Electronic – How to we use the same charge-pumps circuit for varying input voltage

charge-pumpgate-drivingswitch-mode-power-supply

As I understood it, a charge-pump increases the input voltage by stages Vout=Vin(N+1). In my example, the two stages of charge-pumps, I have Vout=3Vin. So in case of Vin=5.5V this leads to Vout=5.5*(3)=16.5V which is OK for driving the switch(if the gate voltage requires more than 10V).

However, when the input voltage hits 20V, the Vout=20*(2+1)=60V which is too high for gate voltage of 10V. So, my question is: how can the same charge-pumps circuit is used for all the varying input voltage? See figure below (Allegro A4926 MOSFET Driver)
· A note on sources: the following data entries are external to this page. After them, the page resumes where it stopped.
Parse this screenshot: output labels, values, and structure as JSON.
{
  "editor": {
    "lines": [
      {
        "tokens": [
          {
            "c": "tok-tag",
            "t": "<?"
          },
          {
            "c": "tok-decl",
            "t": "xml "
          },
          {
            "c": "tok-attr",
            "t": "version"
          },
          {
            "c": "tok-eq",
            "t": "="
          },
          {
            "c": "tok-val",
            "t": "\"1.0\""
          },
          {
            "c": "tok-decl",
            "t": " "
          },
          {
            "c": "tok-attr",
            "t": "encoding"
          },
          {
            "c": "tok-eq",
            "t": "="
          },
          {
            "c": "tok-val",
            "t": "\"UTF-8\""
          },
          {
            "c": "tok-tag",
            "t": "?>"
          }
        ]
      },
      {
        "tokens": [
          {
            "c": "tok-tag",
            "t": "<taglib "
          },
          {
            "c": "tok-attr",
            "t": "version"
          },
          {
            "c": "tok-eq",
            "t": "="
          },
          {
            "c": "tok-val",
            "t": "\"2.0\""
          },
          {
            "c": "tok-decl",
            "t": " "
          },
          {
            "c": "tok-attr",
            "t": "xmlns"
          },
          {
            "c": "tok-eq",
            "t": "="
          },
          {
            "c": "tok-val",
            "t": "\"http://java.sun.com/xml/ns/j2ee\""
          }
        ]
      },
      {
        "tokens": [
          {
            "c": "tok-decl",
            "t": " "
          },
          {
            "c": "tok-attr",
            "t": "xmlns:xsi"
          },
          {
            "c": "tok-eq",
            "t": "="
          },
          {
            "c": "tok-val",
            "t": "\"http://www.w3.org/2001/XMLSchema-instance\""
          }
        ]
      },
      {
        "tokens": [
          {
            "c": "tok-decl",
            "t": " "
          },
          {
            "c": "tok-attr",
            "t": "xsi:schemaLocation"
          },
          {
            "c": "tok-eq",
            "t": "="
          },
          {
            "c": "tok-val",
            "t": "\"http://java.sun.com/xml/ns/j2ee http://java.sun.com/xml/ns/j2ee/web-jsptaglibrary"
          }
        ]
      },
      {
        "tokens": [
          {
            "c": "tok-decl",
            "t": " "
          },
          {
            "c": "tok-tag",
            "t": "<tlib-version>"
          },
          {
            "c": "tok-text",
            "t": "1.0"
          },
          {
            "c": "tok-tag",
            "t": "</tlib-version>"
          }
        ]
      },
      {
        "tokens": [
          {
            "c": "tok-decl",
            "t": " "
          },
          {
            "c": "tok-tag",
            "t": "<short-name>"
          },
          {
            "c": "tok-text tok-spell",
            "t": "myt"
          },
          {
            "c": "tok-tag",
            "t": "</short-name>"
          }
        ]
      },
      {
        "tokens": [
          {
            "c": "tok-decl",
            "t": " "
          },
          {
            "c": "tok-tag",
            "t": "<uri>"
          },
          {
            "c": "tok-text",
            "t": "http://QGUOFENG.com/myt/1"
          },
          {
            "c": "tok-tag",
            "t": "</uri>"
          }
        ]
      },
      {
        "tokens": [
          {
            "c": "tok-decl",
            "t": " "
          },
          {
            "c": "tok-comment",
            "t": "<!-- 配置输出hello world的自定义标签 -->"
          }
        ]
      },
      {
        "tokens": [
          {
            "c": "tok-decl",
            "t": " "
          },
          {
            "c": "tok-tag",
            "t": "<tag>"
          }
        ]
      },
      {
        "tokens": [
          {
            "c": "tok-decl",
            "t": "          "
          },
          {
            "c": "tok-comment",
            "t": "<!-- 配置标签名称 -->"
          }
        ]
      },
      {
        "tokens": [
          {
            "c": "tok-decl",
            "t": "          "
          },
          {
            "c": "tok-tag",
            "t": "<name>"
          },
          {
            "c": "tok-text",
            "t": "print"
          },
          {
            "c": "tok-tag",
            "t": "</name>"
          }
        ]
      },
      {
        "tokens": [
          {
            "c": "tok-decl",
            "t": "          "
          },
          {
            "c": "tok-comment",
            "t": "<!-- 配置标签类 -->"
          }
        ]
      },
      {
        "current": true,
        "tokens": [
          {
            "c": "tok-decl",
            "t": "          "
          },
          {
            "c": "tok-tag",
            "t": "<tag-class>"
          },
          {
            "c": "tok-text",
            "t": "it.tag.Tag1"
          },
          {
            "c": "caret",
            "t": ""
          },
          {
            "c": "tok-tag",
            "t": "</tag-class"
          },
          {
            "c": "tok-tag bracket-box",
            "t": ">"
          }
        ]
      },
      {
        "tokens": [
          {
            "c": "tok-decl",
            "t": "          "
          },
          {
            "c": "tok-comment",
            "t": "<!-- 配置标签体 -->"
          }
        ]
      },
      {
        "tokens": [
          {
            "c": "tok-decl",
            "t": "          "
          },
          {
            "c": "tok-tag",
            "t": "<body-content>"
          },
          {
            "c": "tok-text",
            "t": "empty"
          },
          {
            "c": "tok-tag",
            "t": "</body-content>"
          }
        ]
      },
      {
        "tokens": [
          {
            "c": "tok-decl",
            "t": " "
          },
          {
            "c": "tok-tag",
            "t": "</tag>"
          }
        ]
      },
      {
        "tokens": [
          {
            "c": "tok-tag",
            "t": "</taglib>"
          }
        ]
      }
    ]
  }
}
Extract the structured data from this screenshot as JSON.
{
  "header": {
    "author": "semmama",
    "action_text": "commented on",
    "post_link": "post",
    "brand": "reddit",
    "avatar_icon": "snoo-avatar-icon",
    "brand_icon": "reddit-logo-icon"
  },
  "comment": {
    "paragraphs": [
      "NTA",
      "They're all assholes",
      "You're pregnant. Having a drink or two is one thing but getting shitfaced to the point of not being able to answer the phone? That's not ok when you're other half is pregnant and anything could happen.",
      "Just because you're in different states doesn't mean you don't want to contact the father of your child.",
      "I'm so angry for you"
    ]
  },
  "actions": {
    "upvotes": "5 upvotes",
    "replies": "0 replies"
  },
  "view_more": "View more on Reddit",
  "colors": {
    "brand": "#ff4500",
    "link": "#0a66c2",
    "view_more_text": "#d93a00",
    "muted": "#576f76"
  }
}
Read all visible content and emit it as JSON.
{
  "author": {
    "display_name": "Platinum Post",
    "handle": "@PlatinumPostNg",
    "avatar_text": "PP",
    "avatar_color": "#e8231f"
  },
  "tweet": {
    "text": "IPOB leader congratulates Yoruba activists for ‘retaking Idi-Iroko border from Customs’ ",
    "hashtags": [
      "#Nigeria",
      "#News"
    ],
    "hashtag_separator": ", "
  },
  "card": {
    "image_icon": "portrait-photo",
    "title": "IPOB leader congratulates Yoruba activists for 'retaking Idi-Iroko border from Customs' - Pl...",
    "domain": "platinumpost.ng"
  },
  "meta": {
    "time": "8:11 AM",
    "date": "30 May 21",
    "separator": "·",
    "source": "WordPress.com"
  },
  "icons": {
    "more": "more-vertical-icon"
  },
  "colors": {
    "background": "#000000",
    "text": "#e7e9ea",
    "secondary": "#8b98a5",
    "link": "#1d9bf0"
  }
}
Block diagram from Allegro A4926 MOSFET Driver datasheet

Best Answer

The block diagrams are often, at the same time, difficult to interpret, and oversimplifying things. It is often worth reading datasheets text entirely.

In this specific case, see at the bottom of page 13:

Pump Regulator

The gate drivers are powered by a programmable voltage internal regulator which limits the supply to the drivers and therefore the maximum gate voltage.

There, you have your answer: the charge pump multiplies the input voltage by a fixed integer number, but it is followed by a regulator that clamps this voltage so the gate voltage is not excessive.